In every country throughout the world, including the state capitalist countries of Russia and China, companies and governments own and monopolise means of production and distribution such as land, factories, shops, transport, communication systems, and so on. They employ workers to produce commodities to be sold in the market for profit. Selling at a profit is what the whole economic arrangement is all about. When, periodically, some industries find that they have produced more than can be sold in their particular markets at a profit, their reaction is immediate. They don't go on producing goods which they cannot sell. They curtail production and stand off workers they no longer need.
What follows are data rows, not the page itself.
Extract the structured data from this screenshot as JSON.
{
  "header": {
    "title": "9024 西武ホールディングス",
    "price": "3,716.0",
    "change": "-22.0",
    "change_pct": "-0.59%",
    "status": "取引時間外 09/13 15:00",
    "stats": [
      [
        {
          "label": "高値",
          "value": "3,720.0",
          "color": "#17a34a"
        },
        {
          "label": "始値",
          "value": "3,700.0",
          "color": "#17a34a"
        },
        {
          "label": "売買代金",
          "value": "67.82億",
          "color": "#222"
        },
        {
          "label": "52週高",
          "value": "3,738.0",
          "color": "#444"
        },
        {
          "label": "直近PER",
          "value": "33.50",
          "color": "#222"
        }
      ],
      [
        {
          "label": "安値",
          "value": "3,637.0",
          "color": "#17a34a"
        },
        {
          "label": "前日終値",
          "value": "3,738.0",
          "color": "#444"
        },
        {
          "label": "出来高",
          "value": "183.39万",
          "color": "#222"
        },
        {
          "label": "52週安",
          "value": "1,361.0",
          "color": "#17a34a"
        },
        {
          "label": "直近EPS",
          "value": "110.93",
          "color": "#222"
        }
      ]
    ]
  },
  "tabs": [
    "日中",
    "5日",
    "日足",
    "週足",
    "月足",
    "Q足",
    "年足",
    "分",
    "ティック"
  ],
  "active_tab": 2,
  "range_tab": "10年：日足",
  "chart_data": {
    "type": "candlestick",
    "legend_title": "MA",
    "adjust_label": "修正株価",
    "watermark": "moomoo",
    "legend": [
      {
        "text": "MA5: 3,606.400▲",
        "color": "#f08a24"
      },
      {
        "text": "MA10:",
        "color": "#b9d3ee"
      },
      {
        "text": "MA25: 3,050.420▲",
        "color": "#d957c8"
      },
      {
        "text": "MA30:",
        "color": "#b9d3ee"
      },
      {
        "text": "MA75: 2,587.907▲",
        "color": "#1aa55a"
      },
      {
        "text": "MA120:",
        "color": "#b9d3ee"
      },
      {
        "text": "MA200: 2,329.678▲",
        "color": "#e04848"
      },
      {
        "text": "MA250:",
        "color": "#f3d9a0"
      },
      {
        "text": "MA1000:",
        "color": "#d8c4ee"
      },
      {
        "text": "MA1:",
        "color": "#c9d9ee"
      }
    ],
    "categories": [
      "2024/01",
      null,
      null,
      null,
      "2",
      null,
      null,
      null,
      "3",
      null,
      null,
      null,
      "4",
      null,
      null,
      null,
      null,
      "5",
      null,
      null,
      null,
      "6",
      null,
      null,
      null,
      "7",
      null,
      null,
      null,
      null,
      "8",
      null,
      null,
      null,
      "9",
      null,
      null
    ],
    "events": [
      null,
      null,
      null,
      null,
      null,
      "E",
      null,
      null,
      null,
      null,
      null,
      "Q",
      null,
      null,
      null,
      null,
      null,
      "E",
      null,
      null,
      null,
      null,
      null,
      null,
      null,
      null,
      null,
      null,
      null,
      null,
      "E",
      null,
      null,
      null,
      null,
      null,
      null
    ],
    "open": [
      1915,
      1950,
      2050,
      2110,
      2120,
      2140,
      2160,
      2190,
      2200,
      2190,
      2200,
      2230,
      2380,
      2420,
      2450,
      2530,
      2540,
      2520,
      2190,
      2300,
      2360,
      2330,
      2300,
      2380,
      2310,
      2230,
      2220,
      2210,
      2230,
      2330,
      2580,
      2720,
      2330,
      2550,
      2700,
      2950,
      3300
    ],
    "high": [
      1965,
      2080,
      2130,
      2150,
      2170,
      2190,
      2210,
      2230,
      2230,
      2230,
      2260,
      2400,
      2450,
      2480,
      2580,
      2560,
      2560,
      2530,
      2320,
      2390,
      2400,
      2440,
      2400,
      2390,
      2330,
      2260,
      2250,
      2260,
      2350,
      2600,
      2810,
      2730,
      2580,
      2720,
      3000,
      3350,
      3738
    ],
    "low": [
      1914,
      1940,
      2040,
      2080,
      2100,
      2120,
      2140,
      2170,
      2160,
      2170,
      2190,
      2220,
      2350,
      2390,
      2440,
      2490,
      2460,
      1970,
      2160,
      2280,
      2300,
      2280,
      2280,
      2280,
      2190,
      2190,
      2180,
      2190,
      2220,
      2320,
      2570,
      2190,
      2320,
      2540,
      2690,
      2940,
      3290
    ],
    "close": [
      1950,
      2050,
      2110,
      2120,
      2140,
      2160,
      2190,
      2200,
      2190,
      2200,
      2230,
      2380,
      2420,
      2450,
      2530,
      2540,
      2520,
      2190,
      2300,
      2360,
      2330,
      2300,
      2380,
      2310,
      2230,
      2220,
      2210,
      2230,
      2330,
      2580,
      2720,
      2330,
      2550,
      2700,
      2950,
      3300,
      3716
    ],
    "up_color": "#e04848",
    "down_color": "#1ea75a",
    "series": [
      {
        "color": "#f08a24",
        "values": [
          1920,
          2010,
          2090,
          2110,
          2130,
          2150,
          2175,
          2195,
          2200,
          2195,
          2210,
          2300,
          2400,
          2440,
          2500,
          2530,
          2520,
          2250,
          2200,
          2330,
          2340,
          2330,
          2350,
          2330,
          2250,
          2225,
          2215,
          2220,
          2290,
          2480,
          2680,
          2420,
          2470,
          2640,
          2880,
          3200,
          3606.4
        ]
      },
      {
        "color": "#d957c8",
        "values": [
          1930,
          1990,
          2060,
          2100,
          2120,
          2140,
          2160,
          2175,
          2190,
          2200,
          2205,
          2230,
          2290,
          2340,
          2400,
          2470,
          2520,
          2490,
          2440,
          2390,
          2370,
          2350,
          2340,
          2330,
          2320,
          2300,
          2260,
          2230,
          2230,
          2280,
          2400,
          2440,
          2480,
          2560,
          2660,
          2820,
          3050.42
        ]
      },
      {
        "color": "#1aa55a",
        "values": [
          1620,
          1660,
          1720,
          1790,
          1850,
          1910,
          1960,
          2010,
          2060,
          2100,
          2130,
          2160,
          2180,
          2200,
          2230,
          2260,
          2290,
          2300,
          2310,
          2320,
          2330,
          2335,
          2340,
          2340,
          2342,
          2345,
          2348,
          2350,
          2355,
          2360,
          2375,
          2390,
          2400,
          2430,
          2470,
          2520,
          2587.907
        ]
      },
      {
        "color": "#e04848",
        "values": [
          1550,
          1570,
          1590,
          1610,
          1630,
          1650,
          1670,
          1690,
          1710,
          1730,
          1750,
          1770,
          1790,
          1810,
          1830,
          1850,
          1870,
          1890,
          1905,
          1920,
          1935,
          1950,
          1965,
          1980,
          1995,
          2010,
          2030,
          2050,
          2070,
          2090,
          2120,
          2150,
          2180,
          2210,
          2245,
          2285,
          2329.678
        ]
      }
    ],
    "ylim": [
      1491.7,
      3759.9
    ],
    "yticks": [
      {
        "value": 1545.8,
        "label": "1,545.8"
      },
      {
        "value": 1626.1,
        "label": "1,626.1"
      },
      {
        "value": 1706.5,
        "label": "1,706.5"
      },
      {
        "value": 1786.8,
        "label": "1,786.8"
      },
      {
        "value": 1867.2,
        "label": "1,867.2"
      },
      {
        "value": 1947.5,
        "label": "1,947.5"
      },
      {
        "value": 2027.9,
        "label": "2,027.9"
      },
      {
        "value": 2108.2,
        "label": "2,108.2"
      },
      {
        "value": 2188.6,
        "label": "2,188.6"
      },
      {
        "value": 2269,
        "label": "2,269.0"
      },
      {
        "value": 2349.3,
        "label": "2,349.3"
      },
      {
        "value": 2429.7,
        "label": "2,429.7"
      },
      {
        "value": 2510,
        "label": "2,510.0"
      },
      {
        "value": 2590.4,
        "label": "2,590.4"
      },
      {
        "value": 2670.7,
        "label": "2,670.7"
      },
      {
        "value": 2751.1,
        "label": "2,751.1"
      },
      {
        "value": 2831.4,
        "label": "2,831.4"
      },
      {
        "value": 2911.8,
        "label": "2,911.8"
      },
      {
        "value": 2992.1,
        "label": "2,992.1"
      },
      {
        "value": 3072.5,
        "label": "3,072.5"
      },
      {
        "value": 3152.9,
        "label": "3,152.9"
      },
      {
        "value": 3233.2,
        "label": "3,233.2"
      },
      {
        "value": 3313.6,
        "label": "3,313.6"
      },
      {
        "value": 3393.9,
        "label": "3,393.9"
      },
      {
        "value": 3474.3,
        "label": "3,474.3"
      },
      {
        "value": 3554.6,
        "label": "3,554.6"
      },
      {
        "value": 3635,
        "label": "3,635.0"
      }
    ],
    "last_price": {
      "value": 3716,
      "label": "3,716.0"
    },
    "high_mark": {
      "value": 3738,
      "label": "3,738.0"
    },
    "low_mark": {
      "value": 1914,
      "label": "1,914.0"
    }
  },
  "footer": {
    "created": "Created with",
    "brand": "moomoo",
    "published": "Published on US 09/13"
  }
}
Capitalism does not go on producing commodities which it knows it cannot sell at a profit. The many millions of unemployed throughout the world are unemployed because they cannot be employed at a profit. Even at peak production during market booms capitalism never produces enough for the whole population, and in the recurrent market depressions it produces still less.
An accumulation of unsold products means that those who control them have a number of options. They can hold them at some expense until the market recovers. They can sell them at cut rates in order to get cash. In some cases they will be destroyed. There is one exception to these options about accumulated unsold stocks. World capitalism is not just a collection of industrial and trading organisations. It is also, of necessity, a collection of armed capitalist states with overriding political and military objectives. Governments, for political and military reasons, promote the production of some commodities beyond the demand of the market and accumulate stockpiles of petrol, food and strategically important metals. They do this because they are in constant conflict with each other over the acquisition and defence of sources of raw materials, trade routes and markets.
It is true that capitalism has greatly increased mankind's powers of production, but this has not been for the object of providing for human needs The economic stimulus has been profit and the accumulation of capital, and though these increased powers of production exist they are not available for the benefit of mankind. Quite apart from armaments production, they have been dissipated by the creation of a vast number of unproductive employments such as finance and banking which are essential to a profit system but which would be completely unnecessary in socialism which would be concerned with useful work producing useful goods and services.
Throughout the world today we find that powers of production are not being used to anything like their full capacity. Even in relation to existing market possibilities there is at the present time unused productive capacity in almost every line of commodity production.
The structure of capitalism and the way it operates always prohibits the full use of productive capacity. For a very short time at the peak of a market boom it is sometimes used to its full extent, but this can never last. But in any event such productive capacity as exists under capitalism is never in relation to the needs of the population. It is fixed at a level in relation to market capacity for the object of selling goods at a profit and this remains far below what would be required to meet the needs of the whole population.
Capitalist production is regulated by its own economic laws and cannot be controlled by any policy of so-called economic management. Nor is this position affected by the political complexion of particular governments, who for the most part remain in the powerless position of having to react to economic conditions which they cannot control. The conscious direction of production for human needs is only possible with the establishment of socialist society on the basis of common ownership, democratic control and production for use.